Почему желание мужа и интересы государства не
должны лишать женщину права на аборт
Противники абортов часто апеллируют к правам отцов и
будущих детей. Кого еще затрагивает прерывание беременности и как
их интересы соотносятся с правами женщин? По просьбе Forbes Woman
на этот вопрос отвечает партнер коллегии адвокатов Pen & Paper
Екатерина Тягай
В 1920 году РСФСР стала первой страной, легализовавшей аборты. В
сталинские времена прерывание беременности снова подверглось криминализации:
в 1936 году постановлением ЦИК и СНК СССР ответственность за искусственное
прерывание беременности возлагалась и на саму женщину, и на лицо,
проводившее аборт. Запрет абортов был отменен лишь в 1955-м, при
этом уголовная ответственность для лиц, проводящих аборты вне лечебных
учреждений, сохранялась до 1959 года. Спустя век российское законодательство
- пока еще одно из наиболее либеральных в мире, предоставляющее
женщинам право самостоятельно решать вопрос о материнстве, включая
искусственное прерывание беременности. Хорошо забытое старое
Право женщины на аборт в России гарантируется сразу несколькими
конституционными положениями и принятым в их развитие федеральным
законодательством. В соответствии со ст. 38 Конституции "материнство
и детство, семья находятся под защитой государства", при этом
статья 41 обеспечивает право каждого "на охрану здоровья и
медицинскую помощь". Федеральный закон "Об основах охраны
здоровья граждан в Российской Федерации" (далее - Закон об
основах охраны здоровья граждан) в ст. 56 закрепляет, что при сроке
до 12 недель при наличии информированного добровольного согласия
искусственное прерывание беременности проводится по желанию женщины
- никаких иных оснований не требуется. Дополнительно закон выделяет
социальные показания (сегодня таким является лишь беременность,
наступившая в результате изнасилования), при наличии которых прерывание
беременности возможно на сроке до 22 недель, а также медицинские
показания, при которых аборт проводится независимо от срока.
В последние несколько месяцев вопросы, связанные с правом российских
женщин на аборт, вновь оказались не просто в фокусе общественного
обсуждения, но и стали предметом различных правовых инициатив. В
июле этого года министр здравоохранения Михаил Мурашко выступил
с несколькими резонансными заявлениями: стремление женщин сначала
получить образование, сделать карьеру, обеспечить себе материальную
базу, а потом только озаботиться деторождением чиновник назвал "порочной
практикой" и связал с ней такие проблемы, как бесплодие, невынашивание,
необходимость обращаться за услугами ЭКО, а также сокращение времени
для многодетности. Кроме того, министр сообщил, что считает сокращение
абортов ключевой задачей, и предложил ограничить продажу препаратов
для медикаментозного прерывания беременности.

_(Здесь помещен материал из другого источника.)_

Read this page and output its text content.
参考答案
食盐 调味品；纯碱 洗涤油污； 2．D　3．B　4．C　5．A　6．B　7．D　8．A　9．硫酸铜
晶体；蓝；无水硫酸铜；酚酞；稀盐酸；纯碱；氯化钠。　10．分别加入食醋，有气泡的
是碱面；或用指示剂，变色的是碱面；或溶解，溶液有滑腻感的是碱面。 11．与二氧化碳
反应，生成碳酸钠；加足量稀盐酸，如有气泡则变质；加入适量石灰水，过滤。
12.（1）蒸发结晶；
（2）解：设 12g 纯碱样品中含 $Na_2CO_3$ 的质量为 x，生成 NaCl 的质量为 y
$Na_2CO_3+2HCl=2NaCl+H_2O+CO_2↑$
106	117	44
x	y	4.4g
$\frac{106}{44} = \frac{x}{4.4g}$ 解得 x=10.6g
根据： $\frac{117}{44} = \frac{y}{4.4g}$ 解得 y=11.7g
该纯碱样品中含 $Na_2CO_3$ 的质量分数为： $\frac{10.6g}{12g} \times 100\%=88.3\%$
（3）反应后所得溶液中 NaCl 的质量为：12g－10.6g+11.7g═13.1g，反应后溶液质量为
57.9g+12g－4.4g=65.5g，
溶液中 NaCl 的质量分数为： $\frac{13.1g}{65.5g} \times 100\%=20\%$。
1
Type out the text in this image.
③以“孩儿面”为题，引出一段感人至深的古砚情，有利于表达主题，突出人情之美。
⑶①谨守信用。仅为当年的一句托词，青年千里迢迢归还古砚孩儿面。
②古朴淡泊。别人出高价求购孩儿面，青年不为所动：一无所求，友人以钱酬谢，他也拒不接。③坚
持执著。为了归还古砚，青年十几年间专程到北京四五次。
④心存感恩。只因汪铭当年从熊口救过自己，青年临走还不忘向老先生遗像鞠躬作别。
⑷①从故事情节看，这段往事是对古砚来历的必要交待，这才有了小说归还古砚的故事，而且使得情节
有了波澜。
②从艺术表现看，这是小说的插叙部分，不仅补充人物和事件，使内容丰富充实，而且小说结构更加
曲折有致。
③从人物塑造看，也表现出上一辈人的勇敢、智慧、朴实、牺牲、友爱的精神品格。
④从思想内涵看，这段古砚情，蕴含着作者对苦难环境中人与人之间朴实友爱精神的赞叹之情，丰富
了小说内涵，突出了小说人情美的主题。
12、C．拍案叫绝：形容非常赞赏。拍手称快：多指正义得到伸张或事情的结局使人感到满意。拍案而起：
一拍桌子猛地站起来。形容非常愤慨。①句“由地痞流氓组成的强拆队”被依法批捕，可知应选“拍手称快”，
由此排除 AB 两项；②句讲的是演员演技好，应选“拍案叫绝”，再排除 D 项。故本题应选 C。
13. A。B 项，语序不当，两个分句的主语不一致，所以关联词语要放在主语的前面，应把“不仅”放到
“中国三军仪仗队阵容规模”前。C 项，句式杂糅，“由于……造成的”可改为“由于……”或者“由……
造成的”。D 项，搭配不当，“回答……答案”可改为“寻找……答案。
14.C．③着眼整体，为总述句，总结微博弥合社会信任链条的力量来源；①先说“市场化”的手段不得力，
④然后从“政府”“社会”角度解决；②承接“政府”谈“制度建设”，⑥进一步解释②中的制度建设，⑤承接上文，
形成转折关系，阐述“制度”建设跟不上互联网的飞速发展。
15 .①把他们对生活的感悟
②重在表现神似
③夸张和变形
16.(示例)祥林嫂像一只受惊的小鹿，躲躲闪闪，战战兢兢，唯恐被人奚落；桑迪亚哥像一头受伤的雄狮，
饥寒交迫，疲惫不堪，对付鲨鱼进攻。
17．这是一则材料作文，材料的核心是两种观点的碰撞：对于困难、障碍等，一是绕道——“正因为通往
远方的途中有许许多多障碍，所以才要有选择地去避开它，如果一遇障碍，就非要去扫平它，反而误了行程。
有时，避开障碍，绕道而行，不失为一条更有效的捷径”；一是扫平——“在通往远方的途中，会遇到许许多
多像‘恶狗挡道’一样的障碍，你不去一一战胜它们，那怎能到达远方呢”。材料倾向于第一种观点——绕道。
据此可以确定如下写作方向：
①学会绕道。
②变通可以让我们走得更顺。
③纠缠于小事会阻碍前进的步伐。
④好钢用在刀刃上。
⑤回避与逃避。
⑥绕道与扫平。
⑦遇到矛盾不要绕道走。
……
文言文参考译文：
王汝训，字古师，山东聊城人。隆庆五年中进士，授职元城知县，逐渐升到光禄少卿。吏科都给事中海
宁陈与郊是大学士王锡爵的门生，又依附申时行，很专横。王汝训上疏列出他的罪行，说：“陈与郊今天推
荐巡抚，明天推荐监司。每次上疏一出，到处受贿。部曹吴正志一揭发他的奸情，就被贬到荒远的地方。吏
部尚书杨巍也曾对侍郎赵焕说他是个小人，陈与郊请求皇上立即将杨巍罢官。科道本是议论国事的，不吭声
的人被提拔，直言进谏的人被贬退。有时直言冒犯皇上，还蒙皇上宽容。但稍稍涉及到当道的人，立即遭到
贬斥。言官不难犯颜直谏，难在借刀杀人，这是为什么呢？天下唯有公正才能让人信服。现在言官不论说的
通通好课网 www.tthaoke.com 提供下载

В августе глава республики Мордовия Артем Здунов сообщил на своей
официальной странице "ВКонтакте", что "Мордовия стала
первым регионом России, где приняли закон о запрете склонения женщин
к искусственному прерыванию беременности", а также подчеркнул,
что пять частных клиник "добровольно отказались от услуг по
искусственному прерыванию беременности".
Это законодательное решение трудно назвать оригинальным: в уже упомянутом
постановлении ЦИК и СНК СССР 1936 года, на долгие годы запретившем
аборты, содержалась аналогичная норма: "за понуждение женщины
к производству аборта" устанавливалось уголовное наказание
- тюремное заключение до двух лет. Тем не менее с точки зрения новейшего
российского регулирования этот подход действительно обозначил новый
тренд.
В конце октября Комитет Госдумы по охране здоровья провел круглый
стол по вопросам прерывания беременности, на котором в том числе
активно обсуждались поправки в Закон об основах охраны здоровья
граждан, предлагаемые РПЦ. Среди них - существенное сокращение срока
для аборта по всем основаниям, а также прерывание беременности только
при условии получения письменного согласия супруга или опекуна несовершеннолетней
беременной. Со стороны участников круглого стола вновь звучали предложения
расширить практику привлечения к административной и уголовной ответственности
за склонение к аборту. Эту же идею последовательно продвигает патриарх
Кирилл: 13 ноября, выступая на XI Общецерковном съезде по социальному
служению, патриарх призвал к "существенному пересмотру вопросов
суверенизации нашего репродуктивного потенциала" и привел в
пример инициативу Мордовии, отметив, что подобный федеральный закон
способствовал бы "сохранению и защите репродуктивного здоровья
нации". Кого касается право на аборт?
Развернувшаяся дискуссия демонстрирует, что в российской политике
наметился очередной виток обсуждения давно известной проблемы: чьи
интересы должны быть определяющими при регулировании отношений,
связанных с искусственным прерыванием беременности.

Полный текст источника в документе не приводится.